このように説明すると、法は私たちが自由だからある、私たちの自由を守るためにあるということが理解できると思います。法はけしてネガティブなものではありません。
こういった法の意義を理解した上で、社会で起こった紛争を解決する際に、どういった「物差し」、つまり判断の基準を使えば、最も公平・妥当な解決を導けるのか、それを子どもたちにわかり易く教える、それが法教育で教える内容です。
次に、2つ目の担い手の問題です。
先ほど述べた法教育の目的からすれば、その担い手は、法と教育、その双方についての素養が備わっていることが必要です。
法教育の必要性が指摘された当初、法教育を担うのは、「法律家」か「教員」か、という対立がありました。

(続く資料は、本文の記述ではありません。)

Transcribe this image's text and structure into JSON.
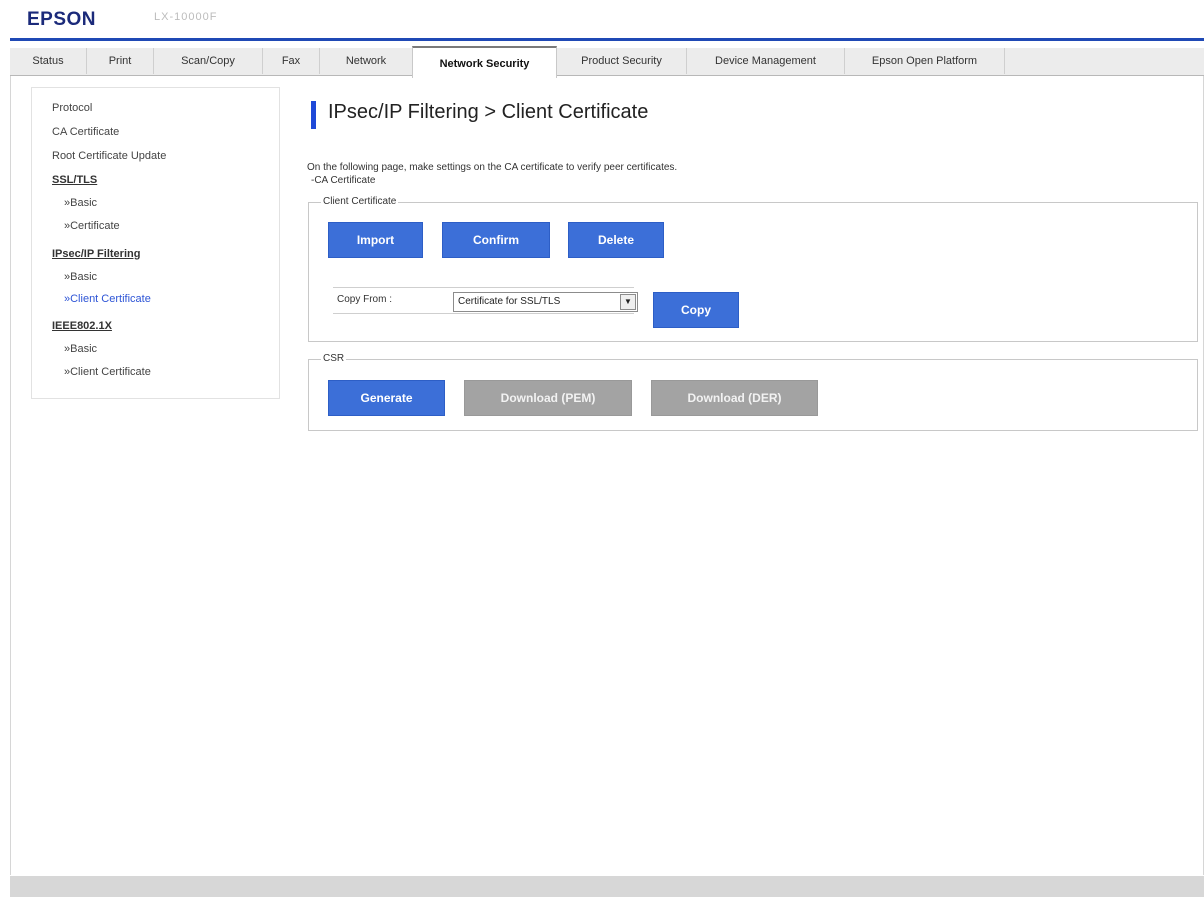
{
  "header": {
    "brand": "EPSON",
    "model": "LX-10000F"
  },
  "tabs": [
    {
      "label": "Status"
    },
    {
      "label": "Print"
    },
    {
      "label": "Scan/Copy"
    },
    {
      "label": "Fax"
    },
    {
      "label": "Network"
    },
    {
      "label": "Network Security",
      "active": true
    },
    {
      "label": "Product Security"
    },
    {
      "label": "Device Management"
    },
    {
      "label": "Epson Open Platform"
    }
  ],
  "sidebar": {
    "items": [
      {
        "label": "Protocol"
      },
      {
        "label": "CA Certificate"
      },
      {
        "label": "Root Certificate Update"
      },
      {
        "label": "SSL/TLS"
      },
      {
        "label": "»Basic"
      },
      {
        "label": "»Certificate"
      },
      {
        "label": "IPsec/IP Filtering"
      },
      {
        "label": "»Basic"
      },
      {
        "label": "»Client Certificate",
        "active": true
      },
      {
        "label": "IEEE802.1X"
      },
      {
        "label": "»Basic"
      },
      {
        "label": "»Client Certificate"
      }
    ]
  },
  "main": {
    "title": "IPsec/IP Filtering > Client Certificate",
    "description": "On the following page, make settings on the CA certificate to verify peer certificates.",
    "description_link": "-CA Certificate",
    "client_certificate": {
      "legend": "Client Certificate",
      "import_label": "Import",
      "confirm_label": "Confirm",
      "delete_label": "Delete",
      "copy_from_label": "Copy From :",
      "copy_from_value": "Certificate for SSL/TLS",
      "copy_label": "Copy"
    },
    "csr": {
      "legend": "CSR",
      "generate_label": "Generate",
      "download_pem_label": "Download (PEM)",
      "download_der_label": "Download (DER)"
    }
  },
  "colors": {
    "accent": "#3c6fd8",
    "header_line": "#1f49b5",
    "disabled": "#a3a3a3",
    "active_link": "#2e55d6"
  },
  "icons": {
    "select_arrow": "dropdown-arrow-icon"
  }
}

私は、教員の指導の下で、法科大学院生あるいは法学部生を活用することが最も望ましいと考えます。
それは、まず、法科大学院生らは子どもたちとの距離が近いということです。年齢が近いので、子どもたちはお兄さん・お姉さん感覚で接することができ、難解とされる法を優しく教え導くことができます。

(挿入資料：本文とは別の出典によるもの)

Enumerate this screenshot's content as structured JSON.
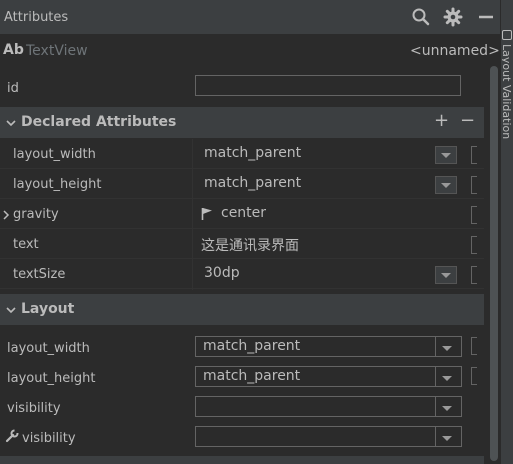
{
  "panel": {
    "title": "Attributes"
  },
  "toolbar": {
    "search": "search-icon",
    "settings": "gear-icon",
    "minimize": "minimize-icon"
  },
  "component": {
    "icon_text": "Ab",
    "type": "TextView",
    "id_value": "<unnamed>"
  },
  "side_tab": {
    "label": "Layout Validation"
  },
  "id_field": {
    "label": "id",
    "value": ""
  },
  "declared": {
    "title": "Declared Attributes",
    "add": "+",
    "remove": "−",
    "rows": [
      {
        "label": "layout_width",
        "value": "match_parent"
      },
      {
        "label": "layout_height",
        "value": "match_parent"
      },
      {
        "label": "gravity",
        "value": "center"
      },
      {
        "label": "text",
        "value": "这是通讯录界面"
      },
      {
        "label": "textSize",
        "value": "30dp"
      }
    ]
  },
  "layout": {
    "title": "Layout",
    "rows": [
      {
        "label": "layout_width",
        "value": "match_parent"
      },
      {
        "label": "layout_height",
        "value": "match_parent"
      },
      {
        "label": "visibility",
        "value": ""
      },
      {
        "label": "visibility",
        "value": ""
      }
    ]
  },
  "colors": {
    "background": "#2b2b2b",
    "header": "#3c3f41",
    "text": "#bbbbbb",
    "muted": "#6e7478",
    "border": "#646464"
  }
}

また、法科大学院生らは、法律知識や法的素養を徹底的に叩き込まれる一方で、教員から教育に関して様々な指導を受けられるということです。教員の方々は、弁護士ら法律家に対し少なくない遠慮があるようですが、法科大学院生や大学生は、いわば教育実習生のようなものであり、教員から十分な教育上の指導を受けることができます。

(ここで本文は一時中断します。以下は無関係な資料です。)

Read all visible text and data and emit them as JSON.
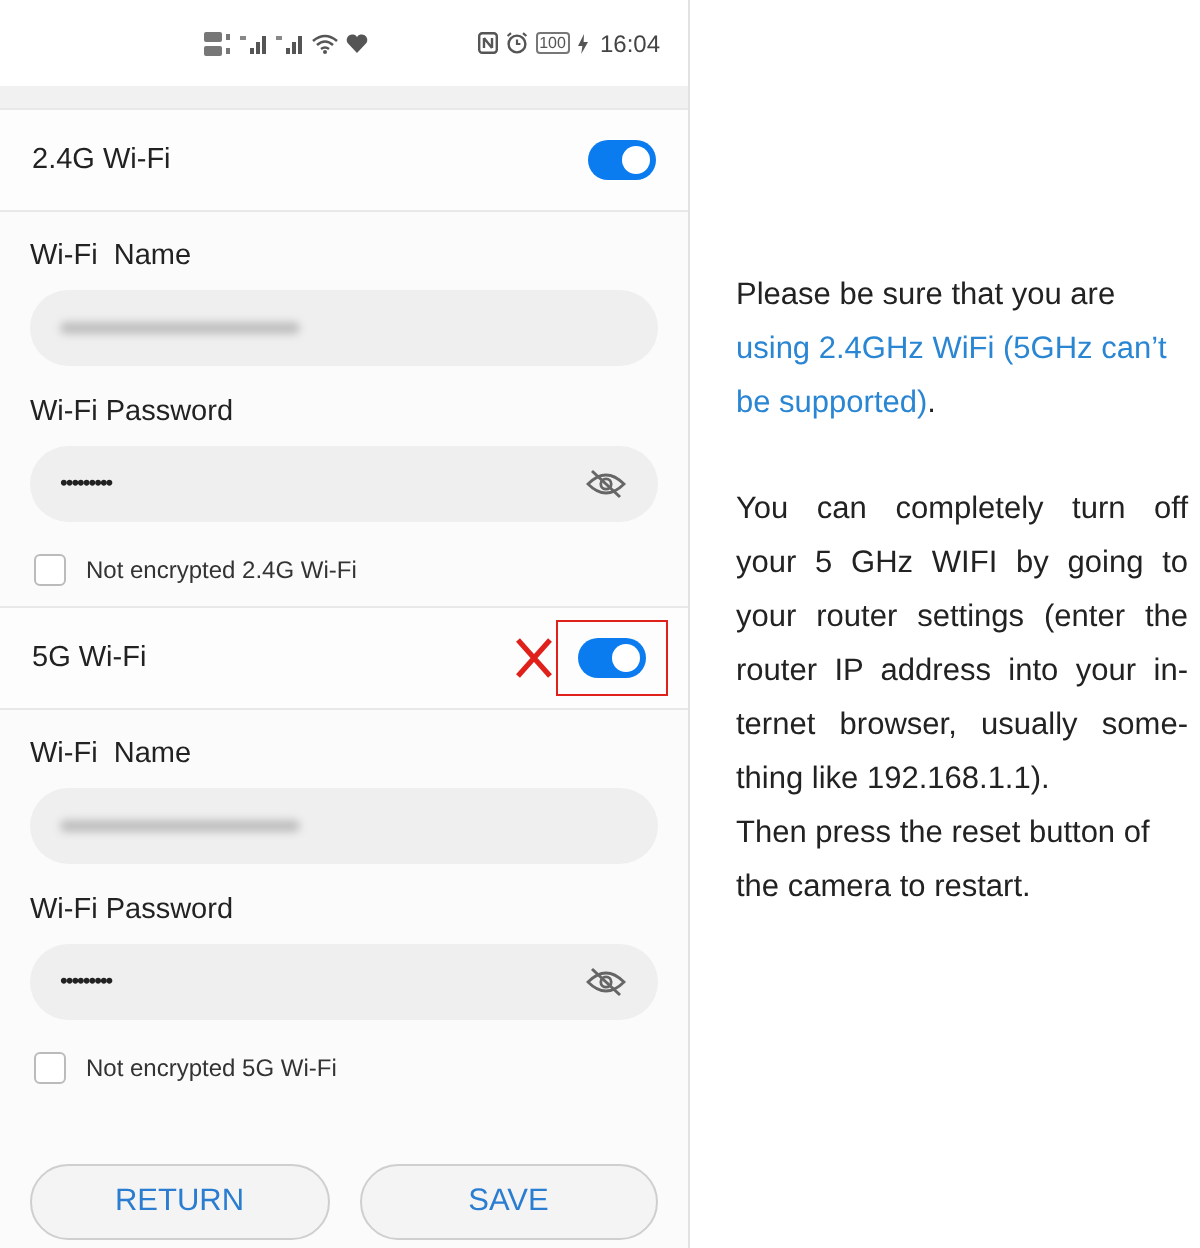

このように法と教育、双方を兼ね備えた法科大学院生らによる法教育は、子どもたちに十分な教育的効果をもたらすものですが、実施する学生にとっても、法を知らない人に法を教え導くという、将来法律家になったときに必要とされる能力を養う機会となります。
こうしたことから、私が教鞭を執っている國學院大學法科大学院では、3年間の試験期間を経て、「法教育」を正課の科目として取り入れました。
今年の3月と9月に、数校の法科大学院生がサークル的に集まって、都内の公立中学校・高校で、NHK-eテレで放映されたドラマ「昔話法廷」を使って裁判員裁判の疑似体験授業を実施しました。年齢が近い学生たちが、「昔話」という馴染み深いテーマで法や裁判の意義を説いた授業は、子どもたちに予想以上の教育的効果をもたらしました。
また、先日、「法教育に興味のある法学部生、法科大学院生の意見交換会」という企画が都内で開かれましたが、そこに50名を越える学生が集まり、活発な意見が出ました。
この学生たちの意欲とマンパワーを、これからの法教育に利用しない手はありません。
法や裁判を身近なものとし、社会で発生する紛争に対し、積極的に向かい合って解決する力を養う法教育。自立し、責任ある将来の主権者を育てるためにも、担い手問題を含む法教育の普及策について、正面から取り組むべき時期に来ていると思います。